Next-generation iPhones likely to focus on internal improvements.
Seven Years Ago Today, Steve Jobs Introduced the iPhone
Today, we're introducing three revolutionary products. The first one is a widescreen iPod with touch controls. The second is a revolutionary mobile phone. And the third is a breakthrough Internet communications device. So, three things: a widescreen iPod with touch controls, a revolutionary mobile phone, and a breakthrough Internet communications device. An iPod, a phone, and an Internet communicator. An iPod, a phone...are you getting it? These are not three separate devices. This is one device. And we are calling it iPhone. Today, Apple is going to reinvent the phone.

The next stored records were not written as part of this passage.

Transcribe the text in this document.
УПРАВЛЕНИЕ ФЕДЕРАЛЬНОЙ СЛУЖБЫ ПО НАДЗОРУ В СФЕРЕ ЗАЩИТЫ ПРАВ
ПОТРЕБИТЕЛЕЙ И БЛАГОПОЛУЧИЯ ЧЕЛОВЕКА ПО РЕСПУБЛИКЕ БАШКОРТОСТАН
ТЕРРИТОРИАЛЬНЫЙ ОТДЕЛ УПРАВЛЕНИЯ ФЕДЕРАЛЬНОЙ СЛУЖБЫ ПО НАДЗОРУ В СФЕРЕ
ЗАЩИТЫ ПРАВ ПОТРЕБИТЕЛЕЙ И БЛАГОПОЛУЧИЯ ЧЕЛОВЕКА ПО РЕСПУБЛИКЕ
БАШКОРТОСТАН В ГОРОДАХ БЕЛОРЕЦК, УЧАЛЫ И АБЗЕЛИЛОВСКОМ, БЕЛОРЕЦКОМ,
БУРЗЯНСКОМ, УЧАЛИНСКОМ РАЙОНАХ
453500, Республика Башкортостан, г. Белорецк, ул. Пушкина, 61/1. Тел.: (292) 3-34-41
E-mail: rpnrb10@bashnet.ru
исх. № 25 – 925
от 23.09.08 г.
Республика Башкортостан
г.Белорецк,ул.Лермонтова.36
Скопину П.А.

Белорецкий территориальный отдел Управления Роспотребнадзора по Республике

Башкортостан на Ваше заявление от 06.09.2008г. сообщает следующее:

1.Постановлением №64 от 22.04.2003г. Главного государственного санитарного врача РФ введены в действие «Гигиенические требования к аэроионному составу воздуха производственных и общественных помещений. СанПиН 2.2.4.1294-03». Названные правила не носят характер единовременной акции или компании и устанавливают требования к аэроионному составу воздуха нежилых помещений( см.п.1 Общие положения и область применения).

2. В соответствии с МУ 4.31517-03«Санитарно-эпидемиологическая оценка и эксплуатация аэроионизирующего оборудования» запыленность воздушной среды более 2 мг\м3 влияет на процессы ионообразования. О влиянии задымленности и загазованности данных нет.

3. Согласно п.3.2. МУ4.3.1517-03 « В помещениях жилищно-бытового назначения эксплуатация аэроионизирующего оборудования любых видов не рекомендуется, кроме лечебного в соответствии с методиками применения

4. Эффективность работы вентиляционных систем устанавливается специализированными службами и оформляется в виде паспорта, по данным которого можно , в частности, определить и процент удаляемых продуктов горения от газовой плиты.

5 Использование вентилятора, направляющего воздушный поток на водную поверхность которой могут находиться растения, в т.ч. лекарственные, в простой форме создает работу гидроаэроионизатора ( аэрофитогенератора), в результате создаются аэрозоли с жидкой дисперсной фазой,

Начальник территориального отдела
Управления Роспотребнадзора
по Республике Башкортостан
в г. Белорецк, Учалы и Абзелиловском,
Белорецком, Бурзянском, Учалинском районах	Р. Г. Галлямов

Late last year, former Apple engineer Andy Grignon, who was in charge of the radios on the original iPhone, gave behind-the-scenes look at how Apple patched together demos for the introduction, with Steve Jobs showing off developmental devices full of buggy software and hardware issues. The iPhone team knew that everything had to go just right for the live iPhone demos to succeed, and they did, turning the smartphone industry on its head even as Apple continue to scramble to finish work on the iPhone.
Apple had actually been interested first in developing a tablet known as "Safari Pad", but as noted by a number of sources including Steve Jobs himself, the company shifted gears once it became clear how revolutionary the multi-touch interface developed for the tablet could be for a smartphone. Apple's tablet wouldn't surface until the launch of the iPad in 2010, three years after the introduction of the iPhone.
Seven years after the famous Macworld 2007 keynote, the iPhone has seen significant enhancements in every area, but the original iPhone remains recognizable as Apple has maintained the overall look of a sleek design with a larger touchscreen and a single round home button on the face of the device.